Chinese belt toggles, or zhuizi (墜子), are ornaments worn principally by men. Traditional Chinese dress does not have pockets, so small bags for tobacco, pipes, money and other accoutrements were suspended from the belt by cords, counterweighted by the toggle. In other circumstances, the toggle adorns the loop of a tobacco pipe or a woman’s embroidered bag for perfume and medicinal powders. Like the netsuke, the Chinese toggle was devised primarily for function and only achieved its status as a unique accessory over time. These toggles became treasured objects of identity and expression, the wearer selecting toggles that were not only decorative but that had seasonal, magical, medicinal or auspicious connotations. The material chosen and the motif represented were personal statements of style and of symbolic meaning.
Chinese toggles come in an astonishing range of materials—from wood and ivory to seashells, seeds, brass, glass, porcelain, jet, turquoise, amber and jade. Though we might assume that the wealthier would select a precious material such as crystal or jade, wooden toggles have broad significance. Boxwood (huangyangmu) was ideal for the carver. A widely available timber, boxwood is slow growing and has a very fine grain and density, which make it perfect toggle material. Carvers could work in minute detail and add intricate and precise designs without splitting the wood. The choice of boxwood also was dictated by the belief that box, being an evergreen plant, was highly auspicious—evergreens retain their leaves throughout all harsh conditions, surviving hard winters and summer droughts.

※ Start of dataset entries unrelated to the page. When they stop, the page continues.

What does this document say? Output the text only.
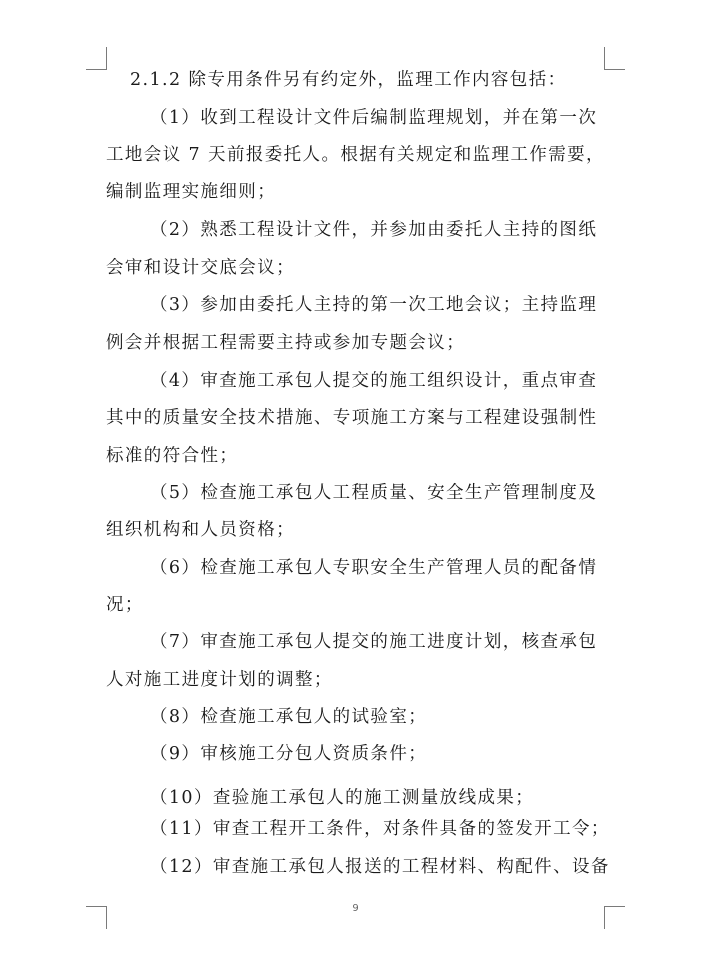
2.1.2 除专用条件另有约定外，监理工作内容包括：
（1）收到工程设计文件后编制监理规划，并在第一次
工地会议 7 天前报委托人。根据有关规定和监理工作需要，
编制监理实施细则；
（2）熟悉工程设计文件，并参加由委托人主持的图纸
会审和设计交底会议；
（3）参加由委托人主持的第一次工地会议；主持监理
例会并根据工程需要主持或参加专题会议；
（4）审查施工承包人提交的施工组织设计，重点审查
其中的质量安全技术措施、专项施工方案与工程建设强制性
标准的符合性；
（5）检查施工承包人工程质量、安全生产管理制度及
组织机构和人员资格；
（6）检查施工承包人专职安全生产管理人员的配备情
况；
（7）审查施工承包人提交的施工进度计划，核查承包
人对施工进度计划的调整；
（8）检查施工承包人的试验室；
（9）审核施工分包人资质条件；
（10）查验施工承包人的施工测量放线成果；
（11）审查工程开工条件，对条件具备的签发开工令；
（12）审查施工承包人报送的工程材料、构配件、设备
9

The Chinese consider boxwood to be the essence of long life, energy and good health, representative of the yang principle in the harmonic structure of the cosmos. Box leaves themselves were used in medicine, and ash from burnt box timber was used medicinally from cooling fevers to helping ease labour pains for women in childbirth. Practically then, a householder wearing a boxwood toggle had his very own first-aid kit.
Each toggle symbolises something, be it the wood itself for good health or for auspicious reasons. The carvings are as varied as their materials—from temples and immortals to longevity fungus, animals of the zodiac, lions, legumes, babies, dustpans and shoes. A toggle in the form of a reed mouth organ, a sheng, is a homophone for sheng, “to rise in rank” or “to give birth”; a water bucket is a homophone for “unite” and “boy,” a fortuitous wish for marital bliss and fecundity.
With their infinite possibilities for word play and association, toggles eclipsed their practical purpose and have become successively prized as objects of fascination.
Like ornaments on modern key rings and mobile phones, toggles were important to the wearer but not always to contemporary documentarians. This has made it difficult to trace their histories. Like interest in the netsuke of Japan, scholarly attention to Chinese toggles has been generated by modern Westerners. Caroline Bieber, an American who lived in Peking during the 1920s and 1930s, assembled a comprehensive collection of toggles that she donated to The Field Museum of Chicago. Schuyler Cammann, the curator of Far Eastern Art at the University Museum, Philadelphia, published the Bieber toggle collection in Substance and Symbol in Chinese Toggles (1962), still one of the definitive works in the field. A recent addition to the literature is Margaret Duda’s Traditional Chinese Toggles: Counterweights and Charms (2011). She illustrates a toggle carved with frog and lotus similar to the boxwood toggle we show here dating from the Qing dynasty, 19th century. The toggle has two frogs climbing down one side, a single frog climbing down the other, the underside with lightly incised seed pods and the stem curving over to form a loop for the cord. In discussing the fertility symbolism of the frog, Cammann comments that the Chinese, unlike most Westerners, found the frog an intriguing creature inhabiting two worlds as an amphibian with prolific powers, despite its lack of obvious generative organs (p. 130). Duda adds that the lotus is a homophone for “continuous connection,” implying a blessing for a long line of sons.
Still affordable and with an appealing diversity of subject, symbolism, style and material, Chinese toggles are ideal collector’s objects for those looking, as Schuyler Cammann put it, for “subtle beauty, glimpses of inner wisdom and sheer pleasure.”